En la era del reciclado, de las segundas oportunidades y demás, la
que suscribe se encuentra colgada con una gran cantidad de libros de los que
debe desprenderse por necesidad, y no encuentra quien los quiera. No los
quieren en la biblioteca, no los quieren en la residencia de mayores, no los
quieren en un casal de jóvenes. No los quieren ni siquiera en una famosa cadena
de venta de libros de segunda mano que hacen su negocio al coste de 0,25 euros
el ejemplar que adquieren. Y no los quieren ni regalados. Es desconcertante.

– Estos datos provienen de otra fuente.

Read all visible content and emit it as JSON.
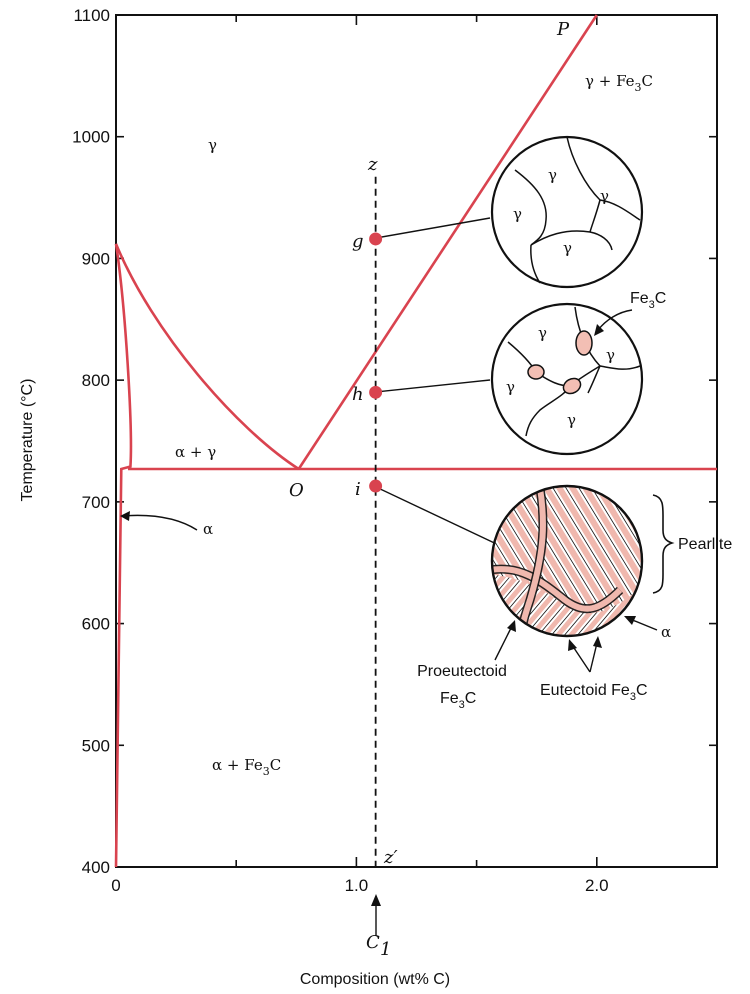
{
  "chart_data": {
    "type": "line",
    "xlabel": "Composition (wt% C)",
    "ylabel": "Temperature (°C)",
    "xlim": [
      0,
      2.5
    ],
    "ylim": [
      400,
      1100
    ],
    "x_ticks": [
      "0",
      "1.0",
      "2.0"
    ],
    "y_ticks": [
      "400",
      "500",
      "600",
      "700",
      "800",
      "900",
      "1000",
      "1100"
    ],
    "series": [
      {
        "values": [
          [
            0,
            912
          ],
          [
            0.2,
            850
          ],
          [
            0.4,
            796
          ],
          [
            0.6,
            752
          ],
          [
            0.76,
            727
          ]
        ]
      },
      {
        "values": [
          [
            0.76,
            727
          ],
          [
            2.0,
            1100
          ]
        ]
      },
      {
        "values": [
          [
            0.05,
            727
          ],
          [
            2.5,
            727
          ]
        ]
      },
      {
        "values": [
          [
            0,
            912
          ],
          [
            0.04,
            800
          ],
          [
            0.06,
            730
          ],
          [
            0.022,
            727
          ],
          [
            0,
            400
          ]
        ]
      }
    ],
    "vertical_line": {
      "x": 1.08,
      "top_label": "z",
      "bottom_label": "z′"
    },
    "composition_marker": {
      "x": 1.08,
      "label_main": "C",
      "label_sub": "1"
    },
    "points": [
      {
        "label": "g",
        "x": 1.08,
        "y": 916
      },
      {
        "label": "h",
        "x": 1.08,
        "y": 790
      },
      {
        "label": "i",
        "x": 1.08,
        "y": 713
      }
    ],
    "point_labels": {
      "O": "O",
      "P": "P"
    },
    "phase_labels": {
      "gamma": "γ",
      "gamma_fe3c": "γ + Fe",
      "alpha_gamma": "α + γ",
      "alpha_fe3c": "α + Fe",
      "alpha": "α",
      "sub3": "3",
      "C": "C"
    },
    "micro_labels": {
      "fe3c": "Fe",
      "pearlite": "Pearlite",
      "alpha": "α",
      "proeutectoid_line1": "Proeutectoid",
      "proeutectoid_line2": "Fe",
      "eutectoid": "Eutectoid Fe",
      "gamma": "γ"
    },
    "colors": {
      "phase_boundary": "#d9434f",
      "point": "#d9434f",
      "fe3c_particle": "#f3bfb4",
      "pearlite_fe3c": "#f0b8ae"
    }
  }
}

¿Nadie lee? Y ¿Nadie lee si además es gratis? Eso es lo que parece. Pero vivo
en el convencimiento de que lo aparente no siempre es lo real y que este
ninguneo al que se somete a los ejemplares que ya no pueden seguir viviendo en
casa, es puro teatro. La gente lee. Mejor dicho, la gente sigue leyendo en
papel, pese a lo que ocupa, pese a la sobrevalorada comodidad de lo digital.
Así que pertrechada de bolsa grande, auriculares y zapatillas, me he dispuesto,
cual Pulgarcita, a sembrar las calles de mi barrio con los ejemplares que han
ido abandonando las estanterías de mi casa. Y en ello estoy. Cada vez que salgo
de casa, cargo la bolsa de libros y los voy dejando por ahí, pensando, quizá de
una manera un tanto ilusa, que quien los vaya encontrando y los recoja se
habrán llevado una alegría, aunque sea efímera y con ligero sobrepeso. Puede
que el circuito que he escogido para dar salida al conocimiento, a la
curiosidad o incluso el entretenimiento que he acumulado en kilos de papel, no
sea el más adecuado. Pero la ortodoxia no deja de ser un obstáculo en muchas
ocasiones. Y puede que, por estar fuera de lo habitual, este modo de hacer que
los libros circulen (el bookcrossing de los sajones), sea el mejor destino que podemos darle a todos
aquellos libros que no podemos conservar. Mi negociado está en no hacer
negocio, sino en dejar volar lo que, por desgracia, ya no puedo retener.